Ce qu'il y a de particulier chez MOTTON, c'est cet espèce de doute optimiste, un dépassement du constat beckettien, des quêtes et des doutes permanents ne se résolvant pas dans le nihilisme.
C'est une forme de comédie poétique dans le sens d'une ouverture, une écriture assez positive. "Si on croit en certaines valeurs, on s'en sortira".
Bénédicte : C'est un travail complètement libre pour le metteur en scène. Le travail d'Éric avec des auteurs se laisse porter par la poésie tragi-comédie bouffonne.
Éric : J'aime les poètes. Lorsqu'il y a quelque chose que l'on ne comprend pas mais dont on est complètement bouleversé. Ça me soulève.
MOTTON est irlandais, il y a quelque chose dans son oeuvre de la culture celte. C'est un auteur moderne car il parle de son époque, c'est une sorte de théâtre métaphysique universel. Son univers rentre dans une écriture mythologique personnelle, c'est libre et à la fois très précis.
Ses textes, comme nous l'avons déjà évoqué tout à l'heure, ont un côté complètement désespéré mais en même temps, il y a énormément d'humour, tel un jeu. Il n'y a pas d'analyse sociale.
MOTTON raconte des histoires aussi épiques que les légendes celtes. Ce qui est à la surface chez lui n'est pas le plus important. L'important n'est pas nommé. C'est quelqu'un qui rapporte la poésie au théâtre.
Le choix précis du théâtre à l'italienne est destiné à mettre en relief l'écriture de MOTTON, c'est un lieu de mémoire, parce que ces théâtres étaient conçus à une époque charnière de l'histoire théâtrale. C'était un lieu où acteurs et spectateurs venaient pour se mettre en représentation.

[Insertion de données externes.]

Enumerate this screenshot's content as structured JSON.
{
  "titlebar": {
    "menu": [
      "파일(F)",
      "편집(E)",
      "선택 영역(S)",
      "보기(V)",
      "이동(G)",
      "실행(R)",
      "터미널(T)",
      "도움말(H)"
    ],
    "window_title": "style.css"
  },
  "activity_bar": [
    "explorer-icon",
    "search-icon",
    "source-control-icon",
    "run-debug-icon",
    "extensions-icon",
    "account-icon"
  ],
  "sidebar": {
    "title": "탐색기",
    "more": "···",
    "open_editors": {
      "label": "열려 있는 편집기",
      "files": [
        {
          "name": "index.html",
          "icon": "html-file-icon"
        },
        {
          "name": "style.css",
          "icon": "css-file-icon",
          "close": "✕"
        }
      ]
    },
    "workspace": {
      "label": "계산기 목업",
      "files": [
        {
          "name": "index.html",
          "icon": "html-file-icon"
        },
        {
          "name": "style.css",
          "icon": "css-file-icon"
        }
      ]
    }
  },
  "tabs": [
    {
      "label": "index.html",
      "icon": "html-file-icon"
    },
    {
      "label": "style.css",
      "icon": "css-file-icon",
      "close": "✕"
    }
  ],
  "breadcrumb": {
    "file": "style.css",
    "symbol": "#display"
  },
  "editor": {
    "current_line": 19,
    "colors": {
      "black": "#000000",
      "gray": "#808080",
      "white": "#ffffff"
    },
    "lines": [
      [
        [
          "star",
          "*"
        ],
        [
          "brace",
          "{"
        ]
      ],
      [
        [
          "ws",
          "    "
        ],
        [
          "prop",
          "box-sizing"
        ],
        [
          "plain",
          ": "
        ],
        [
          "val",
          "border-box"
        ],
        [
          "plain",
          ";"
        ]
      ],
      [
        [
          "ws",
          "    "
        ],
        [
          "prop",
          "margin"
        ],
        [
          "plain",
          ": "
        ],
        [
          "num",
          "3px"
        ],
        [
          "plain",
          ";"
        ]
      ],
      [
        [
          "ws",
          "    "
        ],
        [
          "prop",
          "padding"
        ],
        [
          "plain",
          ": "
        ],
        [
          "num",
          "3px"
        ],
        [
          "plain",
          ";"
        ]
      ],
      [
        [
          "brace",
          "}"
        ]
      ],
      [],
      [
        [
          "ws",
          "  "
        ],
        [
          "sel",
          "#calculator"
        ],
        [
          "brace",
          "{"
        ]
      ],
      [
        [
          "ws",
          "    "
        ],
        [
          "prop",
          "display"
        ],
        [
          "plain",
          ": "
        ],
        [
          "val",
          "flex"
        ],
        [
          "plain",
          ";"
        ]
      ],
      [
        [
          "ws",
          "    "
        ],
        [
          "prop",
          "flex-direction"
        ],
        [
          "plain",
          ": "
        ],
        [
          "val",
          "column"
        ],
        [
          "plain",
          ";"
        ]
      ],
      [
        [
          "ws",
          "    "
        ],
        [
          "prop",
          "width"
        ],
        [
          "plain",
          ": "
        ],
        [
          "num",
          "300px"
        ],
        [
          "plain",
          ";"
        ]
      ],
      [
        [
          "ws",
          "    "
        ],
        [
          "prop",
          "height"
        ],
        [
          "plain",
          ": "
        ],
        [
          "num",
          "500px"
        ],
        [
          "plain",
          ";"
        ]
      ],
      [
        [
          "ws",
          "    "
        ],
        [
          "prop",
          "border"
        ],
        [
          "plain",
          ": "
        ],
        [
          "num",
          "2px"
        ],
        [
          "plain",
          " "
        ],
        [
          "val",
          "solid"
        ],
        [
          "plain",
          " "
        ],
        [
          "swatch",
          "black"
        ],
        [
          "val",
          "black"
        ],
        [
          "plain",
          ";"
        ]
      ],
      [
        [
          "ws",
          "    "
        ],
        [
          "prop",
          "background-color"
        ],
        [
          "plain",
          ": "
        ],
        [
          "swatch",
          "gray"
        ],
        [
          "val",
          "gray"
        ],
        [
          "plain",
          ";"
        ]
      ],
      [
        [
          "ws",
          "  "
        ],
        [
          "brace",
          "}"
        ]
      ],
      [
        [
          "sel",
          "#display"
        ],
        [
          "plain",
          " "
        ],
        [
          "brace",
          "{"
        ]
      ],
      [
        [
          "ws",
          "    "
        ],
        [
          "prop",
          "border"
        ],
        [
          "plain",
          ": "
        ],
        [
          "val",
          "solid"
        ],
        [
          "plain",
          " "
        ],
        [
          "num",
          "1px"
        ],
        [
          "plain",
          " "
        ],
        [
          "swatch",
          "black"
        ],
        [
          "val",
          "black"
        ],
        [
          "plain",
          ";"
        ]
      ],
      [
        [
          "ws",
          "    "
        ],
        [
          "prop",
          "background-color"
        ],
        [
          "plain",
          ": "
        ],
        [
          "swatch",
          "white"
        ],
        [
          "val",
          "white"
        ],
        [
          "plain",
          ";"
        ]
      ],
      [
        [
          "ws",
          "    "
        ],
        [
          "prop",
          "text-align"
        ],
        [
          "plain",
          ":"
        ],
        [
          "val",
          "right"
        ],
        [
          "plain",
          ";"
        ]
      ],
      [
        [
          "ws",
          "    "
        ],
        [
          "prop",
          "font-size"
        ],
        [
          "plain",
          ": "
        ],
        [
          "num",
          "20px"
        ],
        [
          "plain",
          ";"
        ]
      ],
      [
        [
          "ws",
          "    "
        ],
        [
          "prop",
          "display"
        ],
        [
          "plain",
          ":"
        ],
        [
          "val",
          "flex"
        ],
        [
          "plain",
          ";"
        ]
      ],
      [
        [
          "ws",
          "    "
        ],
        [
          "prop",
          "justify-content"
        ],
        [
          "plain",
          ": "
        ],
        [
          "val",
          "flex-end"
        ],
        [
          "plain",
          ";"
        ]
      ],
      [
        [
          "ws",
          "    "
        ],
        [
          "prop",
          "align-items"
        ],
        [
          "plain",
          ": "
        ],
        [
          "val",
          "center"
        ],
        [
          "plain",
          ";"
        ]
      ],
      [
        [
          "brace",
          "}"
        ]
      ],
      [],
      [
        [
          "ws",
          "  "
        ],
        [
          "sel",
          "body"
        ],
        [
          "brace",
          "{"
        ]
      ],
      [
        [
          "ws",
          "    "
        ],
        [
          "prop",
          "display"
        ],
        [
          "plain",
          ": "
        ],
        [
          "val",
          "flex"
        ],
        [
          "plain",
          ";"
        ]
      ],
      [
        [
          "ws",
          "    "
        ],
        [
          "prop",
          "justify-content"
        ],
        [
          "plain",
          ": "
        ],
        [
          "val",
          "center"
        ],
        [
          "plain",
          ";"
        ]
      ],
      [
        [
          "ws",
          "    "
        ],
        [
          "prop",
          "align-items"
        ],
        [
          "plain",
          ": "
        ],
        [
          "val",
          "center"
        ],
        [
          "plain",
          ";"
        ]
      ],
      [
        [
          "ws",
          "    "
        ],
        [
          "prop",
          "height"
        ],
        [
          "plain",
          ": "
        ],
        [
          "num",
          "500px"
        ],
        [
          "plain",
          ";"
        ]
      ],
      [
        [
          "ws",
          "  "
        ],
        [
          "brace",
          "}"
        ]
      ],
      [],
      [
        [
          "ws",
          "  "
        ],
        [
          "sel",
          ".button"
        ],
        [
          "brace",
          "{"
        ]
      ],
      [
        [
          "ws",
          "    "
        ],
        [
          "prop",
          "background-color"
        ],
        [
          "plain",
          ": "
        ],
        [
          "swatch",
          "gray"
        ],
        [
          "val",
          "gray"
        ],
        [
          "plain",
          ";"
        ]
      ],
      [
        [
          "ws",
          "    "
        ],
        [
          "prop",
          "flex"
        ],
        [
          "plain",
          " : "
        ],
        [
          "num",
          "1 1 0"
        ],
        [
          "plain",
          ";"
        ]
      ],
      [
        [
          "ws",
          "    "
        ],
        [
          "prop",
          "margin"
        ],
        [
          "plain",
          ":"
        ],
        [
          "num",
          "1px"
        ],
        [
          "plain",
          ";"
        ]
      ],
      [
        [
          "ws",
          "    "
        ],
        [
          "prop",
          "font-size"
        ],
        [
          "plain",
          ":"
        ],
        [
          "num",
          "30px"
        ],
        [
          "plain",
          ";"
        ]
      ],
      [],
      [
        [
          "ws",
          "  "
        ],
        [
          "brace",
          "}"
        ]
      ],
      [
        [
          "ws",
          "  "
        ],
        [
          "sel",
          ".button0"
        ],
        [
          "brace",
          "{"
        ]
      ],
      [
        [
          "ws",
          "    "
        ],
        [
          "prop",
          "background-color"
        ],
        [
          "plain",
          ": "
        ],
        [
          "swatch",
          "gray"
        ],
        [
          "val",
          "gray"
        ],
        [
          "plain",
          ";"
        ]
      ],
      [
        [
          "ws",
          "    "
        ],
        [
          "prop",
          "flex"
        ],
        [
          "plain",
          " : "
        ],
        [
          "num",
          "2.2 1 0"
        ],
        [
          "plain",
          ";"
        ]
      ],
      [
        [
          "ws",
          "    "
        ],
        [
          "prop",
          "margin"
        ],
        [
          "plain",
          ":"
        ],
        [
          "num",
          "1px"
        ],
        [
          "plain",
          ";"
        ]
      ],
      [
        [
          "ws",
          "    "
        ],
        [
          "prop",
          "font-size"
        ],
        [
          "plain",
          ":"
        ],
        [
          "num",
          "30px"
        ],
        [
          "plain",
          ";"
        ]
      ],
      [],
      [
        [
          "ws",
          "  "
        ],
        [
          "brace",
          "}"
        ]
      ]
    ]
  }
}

Dans ce spectacle, acteurs et spectateurs se mettront en représentation. Ces personnages se joueront dans le théâtre, tels des individus conviés à une sorte de cérémonie secrète se déroulant dans un théâtre à l'italienne vide.
On jouera avec tout le théâtre et pas seulement sur la scène.
Ce dernier, à un moment, deviendra lui-même acteur et engloutira les personnages.
À la fin, le joueur de cornemuse, un peu comme le fantôme du théâtre, viendra "sauver" les trois personnages en les ramenant sur scène.
Le travail avec les acteurs est un travail sur la mémoire, sur le vécu de chacun. Pour la femme au balcon, MARILÙ MARINI, d'origine argentine, l'homme BRUNO RAFFAELLI, et enfin le jeune fille ALICE VARENNE qui est une jeune actrice de ma compagnie.